III. RATIONALISER LA COOPÉRATION ENTRE L'ALLIANCE ATLANTIQUE ET L'UNION EUROPÉENNE EN MÉDITERRANÉE

A. LES ALLIÉS JOUENT UN RÔLE STRUCTURANT DANS L'ESPACE MÉDITERRANÉE QUI CONSTITUE LE FLANC SUD DE L'ALLIANCE ATLANTIQUE

Le renforcement de la présence de l'Alliance en Méditerranée et la réflexion sur son rôle dans le bassin méditerranéen, situé en marge de l'espace euroatlantique stricto sensu , ont émergé dans les années 1990 dans le sillage de la fin de la guerre froide. Dans un contexte marqué par la dislocation de l'Union soviétique et la diversification des objectifs assignés à l'Alliance, l'ancien secrétaire général de l'OTAN J. Solana estimait dans un article publié en 1997 que l'Alliance avait eu, depuis son origine, « une forte dimension méditerranéenne » 175 ( * ) .

Sur le plan politique, ce renforcement de la dimension méditerranéenne de l'Alliance s'est traduit par le lancement en 1994 du Dialogue méditerranée (DM) qui réunit depuis 2000, outre les pays de l'OTAN, l'Algérie, l'Égypte, Israël, la Jordanie, la Mauritanie, le Maroc et la Tunisie dans un forum informel d'échanges stratégiques décliné sur le plan opérationnel par un programme de coopération pratique.

Sur le plan opérationnel, le début du XXI e siècle a été marqué par l'implication de l'OTAN dans plusieurs opérations extérieures en dehors de la zone euroatlantique situées soit en marge du bassin méditerranéen, à l'image de la présence de l'Alliance en Afghanistan comme autorité de commandement de la Force internationale d'assistance à la sécurité (FIAS) entre 2003 et 2014, puis avec la mission Resolute Support entre 2015 et 2021, soit sur le pourtour méditerranéen avec l'opération Unified Protector menée par l'Alliance atlantique en Libye entre mars et octobre 2011.

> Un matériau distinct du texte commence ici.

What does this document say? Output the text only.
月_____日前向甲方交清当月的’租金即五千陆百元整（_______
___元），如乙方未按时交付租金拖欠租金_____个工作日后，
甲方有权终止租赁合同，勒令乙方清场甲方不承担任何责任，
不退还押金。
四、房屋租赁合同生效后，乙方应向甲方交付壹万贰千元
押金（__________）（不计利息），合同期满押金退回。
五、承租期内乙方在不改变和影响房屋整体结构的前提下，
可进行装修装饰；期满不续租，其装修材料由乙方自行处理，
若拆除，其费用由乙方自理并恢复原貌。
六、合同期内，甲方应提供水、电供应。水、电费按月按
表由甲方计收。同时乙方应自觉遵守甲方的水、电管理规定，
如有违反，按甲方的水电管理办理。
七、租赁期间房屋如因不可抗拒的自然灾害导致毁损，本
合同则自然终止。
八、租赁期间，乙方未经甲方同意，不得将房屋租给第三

Depuis novembre 2016, l'opération Sea Guardian , qui a succédé à l'opération Active Endeavour , constitue le principal vecteur de déploiement des forces de l'Alliance en Méditerranée. Placé sous l'autorité du commandement maritime allié (MARCOM) situé à Northwood (Royaume-Uni), cette opération, qui repose sur des contributions des États membres qui varient selon ses besoins opérationnels, remplit trois fonctions : l'appui de la connaissance de la situation maritime ; l'appui à la lutte contre le terrorisme maritime et la contribution à la constitution de capacités de sûreté maritime.

B. LA CONVERGENCE D'ANALYSE ENTRE L'UNION EUROPÉENNE ET L'OTAN POURRAIT SE TRADUIRE PAR UNE COOPÉRATION PLUS EFFICACE EN MÉDITERRANÉE

Le déclenchement de la guerre en Ukraine en février 2022 s'est traduit par un recentrage de l'OTAN sur sa fonction originelle de défense du territoire de ses États membres sur le flanc est de l'Alliance.

Pour autant, la résurgence d'une menace directe à l'est de l'espace euroatlantique ne saurait se traduire par une disparition de l'Alliance de l'espace méditerranéen dont les enjeux stratégiques sont en lien direct avec la sécurité des pays de l'Alliance.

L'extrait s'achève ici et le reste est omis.